It is difficult to know where to start...please attach the output of running "sysreport"...thanks!
Created attachment 118257 [details] Output of running 'sysreport'
FYI, I did just update the kernel to 2.6.12-1.1447_FC4smp - same problem. The network went out while I was running 'sysreport' above.
Perhaps there is an auto-negotiation problem? I have occasionally seen or heard of problems like this that go away when a fixed port configuration is used. Could you force the link speed to 1000/Full (or whatever is appropriate) at the switch? For good measure, you should also set ETHTOOL_OPTS in /etc/sysconfig/network-scripts/ifcfg-ethX: ETHTOOL_OPTS="speed 1000 duplex full autoneg off" Modify that as appropriate if not using 1000/full, of course. Could you give that a try and report the results...thanks!
The machine goes live in about 1 week. Folks are getting their feet wet now, the new hardware replaces one of our mainstay machines running RH Linux 7.3. I'm waiting for a chance to reboot the machine and re-enable the onboard controller. I won't have much of an opportunity to do these kinds of tests after the server goes live. We've set the port to full duplex, 100Mbit, replaced a cable was questionable (we jiggled it and the switch port re-negotiated), and added the line ETHTOOL_OPTS to the network interface script.

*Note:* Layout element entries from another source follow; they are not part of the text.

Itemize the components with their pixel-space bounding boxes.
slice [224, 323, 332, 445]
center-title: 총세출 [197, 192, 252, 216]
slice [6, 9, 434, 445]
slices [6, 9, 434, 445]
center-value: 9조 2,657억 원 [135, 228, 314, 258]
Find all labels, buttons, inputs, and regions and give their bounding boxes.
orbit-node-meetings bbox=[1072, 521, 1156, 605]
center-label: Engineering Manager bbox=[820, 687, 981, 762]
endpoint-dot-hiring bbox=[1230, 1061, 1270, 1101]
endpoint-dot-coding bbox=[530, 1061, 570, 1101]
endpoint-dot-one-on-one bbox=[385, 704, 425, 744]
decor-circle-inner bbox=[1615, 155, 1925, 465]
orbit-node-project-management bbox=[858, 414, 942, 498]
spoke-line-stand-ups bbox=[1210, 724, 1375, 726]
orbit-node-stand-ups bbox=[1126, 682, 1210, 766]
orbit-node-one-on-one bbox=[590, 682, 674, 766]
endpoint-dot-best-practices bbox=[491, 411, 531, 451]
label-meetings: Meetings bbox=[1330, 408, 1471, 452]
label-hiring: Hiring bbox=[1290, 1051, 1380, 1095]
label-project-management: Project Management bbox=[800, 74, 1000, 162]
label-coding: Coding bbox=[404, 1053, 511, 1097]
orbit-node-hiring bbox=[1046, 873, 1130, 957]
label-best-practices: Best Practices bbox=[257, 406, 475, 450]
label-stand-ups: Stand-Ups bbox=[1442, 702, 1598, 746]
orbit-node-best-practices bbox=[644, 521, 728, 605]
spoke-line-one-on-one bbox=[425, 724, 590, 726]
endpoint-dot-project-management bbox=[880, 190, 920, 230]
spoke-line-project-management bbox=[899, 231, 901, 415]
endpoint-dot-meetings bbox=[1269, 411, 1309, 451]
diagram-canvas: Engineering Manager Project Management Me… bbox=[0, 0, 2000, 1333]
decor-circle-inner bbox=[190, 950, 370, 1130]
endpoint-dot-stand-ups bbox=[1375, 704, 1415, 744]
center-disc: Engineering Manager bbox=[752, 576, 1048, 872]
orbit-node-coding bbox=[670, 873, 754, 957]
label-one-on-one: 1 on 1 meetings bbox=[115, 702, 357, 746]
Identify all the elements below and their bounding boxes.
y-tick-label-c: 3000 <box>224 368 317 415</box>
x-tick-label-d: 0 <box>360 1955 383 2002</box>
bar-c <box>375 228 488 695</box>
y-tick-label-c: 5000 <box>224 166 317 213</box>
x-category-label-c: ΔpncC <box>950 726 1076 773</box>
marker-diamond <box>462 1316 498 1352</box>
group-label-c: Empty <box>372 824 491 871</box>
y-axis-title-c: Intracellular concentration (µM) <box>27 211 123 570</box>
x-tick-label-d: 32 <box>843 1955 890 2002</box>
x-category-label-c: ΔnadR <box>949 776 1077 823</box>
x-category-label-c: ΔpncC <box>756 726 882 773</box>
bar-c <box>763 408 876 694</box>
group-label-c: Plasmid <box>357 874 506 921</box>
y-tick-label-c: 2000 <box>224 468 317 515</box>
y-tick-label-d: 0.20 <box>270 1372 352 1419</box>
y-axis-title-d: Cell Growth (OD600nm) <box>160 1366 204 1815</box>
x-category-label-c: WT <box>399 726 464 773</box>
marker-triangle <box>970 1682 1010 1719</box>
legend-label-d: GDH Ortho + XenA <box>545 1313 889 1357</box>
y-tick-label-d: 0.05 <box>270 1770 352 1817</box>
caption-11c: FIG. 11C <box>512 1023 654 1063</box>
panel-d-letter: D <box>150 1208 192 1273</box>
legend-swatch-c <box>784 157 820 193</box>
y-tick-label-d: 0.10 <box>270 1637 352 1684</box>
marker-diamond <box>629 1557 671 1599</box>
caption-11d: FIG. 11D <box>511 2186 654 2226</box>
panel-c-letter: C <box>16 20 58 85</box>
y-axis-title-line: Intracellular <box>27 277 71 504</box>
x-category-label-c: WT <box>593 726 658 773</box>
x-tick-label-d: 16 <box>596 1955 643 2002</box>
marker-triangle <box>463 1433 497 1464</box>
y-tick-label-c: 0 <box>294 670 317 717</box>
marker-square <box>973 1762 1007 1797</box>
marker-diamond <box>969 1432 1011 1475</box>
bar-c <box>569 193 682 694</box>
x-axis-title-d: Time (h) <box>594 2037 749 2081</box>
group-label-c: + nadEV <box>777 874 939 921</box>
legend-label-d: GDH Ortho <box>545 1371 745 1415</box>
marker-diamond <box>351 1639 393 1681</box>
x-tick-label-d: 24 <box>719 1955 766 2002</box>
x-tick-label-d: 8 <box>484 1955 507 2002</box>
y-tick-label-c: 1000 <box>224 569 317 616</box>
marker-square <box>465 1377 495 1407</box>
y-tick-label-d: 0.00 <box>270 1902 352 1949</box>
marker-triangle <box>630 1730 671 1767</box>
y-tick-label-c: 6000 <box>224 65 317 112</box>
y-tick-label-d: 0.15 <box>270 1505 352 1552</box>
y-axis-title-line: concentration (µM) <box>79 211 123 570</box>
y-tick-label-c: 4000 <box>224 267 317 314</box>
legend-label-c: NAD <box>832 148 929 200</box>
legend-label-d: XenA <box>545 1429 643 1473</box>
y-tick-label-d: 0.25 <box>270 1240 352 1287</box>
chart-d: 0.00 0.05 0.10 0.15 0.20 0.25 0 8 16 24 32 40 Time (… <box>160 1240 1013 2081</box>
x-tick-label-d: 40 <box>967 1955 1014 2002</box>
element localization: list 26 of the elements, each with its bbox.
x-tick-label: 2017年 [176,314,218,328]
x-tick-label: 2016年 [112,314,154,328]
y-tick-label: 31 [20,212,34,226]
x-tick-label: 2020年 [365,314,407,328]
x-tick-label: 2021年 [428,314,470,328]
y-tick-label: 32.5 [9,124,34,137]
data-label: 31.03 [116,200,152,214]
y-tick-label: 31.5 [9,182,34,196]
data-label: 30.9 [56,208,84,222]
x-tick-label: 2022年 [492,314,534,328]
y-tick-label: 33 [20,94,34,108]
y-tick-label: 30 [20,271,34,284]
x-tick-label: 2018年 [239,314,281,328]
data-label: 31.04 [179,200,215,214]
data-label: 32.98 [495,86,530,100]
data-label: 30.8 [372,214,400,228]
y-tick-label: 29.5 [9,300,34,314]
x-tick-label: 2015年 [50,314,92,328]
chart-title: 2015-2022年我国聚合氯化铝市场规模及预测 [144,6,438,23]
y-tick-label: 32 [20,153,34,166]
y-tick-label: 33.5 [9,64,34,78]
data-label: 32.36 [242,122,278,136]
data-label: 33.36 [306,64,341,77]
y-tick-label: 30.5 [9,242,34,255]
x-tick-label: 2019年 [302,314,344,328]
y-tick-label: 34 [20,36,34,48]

No joy after that change. I rebooted this morning after nailing the port to 100MBit full duplex and adding the ETHTOOL_OPTS line: $ uptime 08:57:43 up 31 min, 2 users, load average: 0.00, 0.02, 0.06 The problem is exhibiting itself again already.
Thanks for trying to help me resolve this problem. We have a workaround (installing a second NIC) and tonight we are taking the server 'live'. After 7pm EDT or so, I won't be able to screw around with the onboard NIC without disrupting business. If there is something else you can think of to try today, let me know.
Moving this to CANTFIX due to need for continued testing that the reporter will be unable to conduct. Please reopen if this situation changes.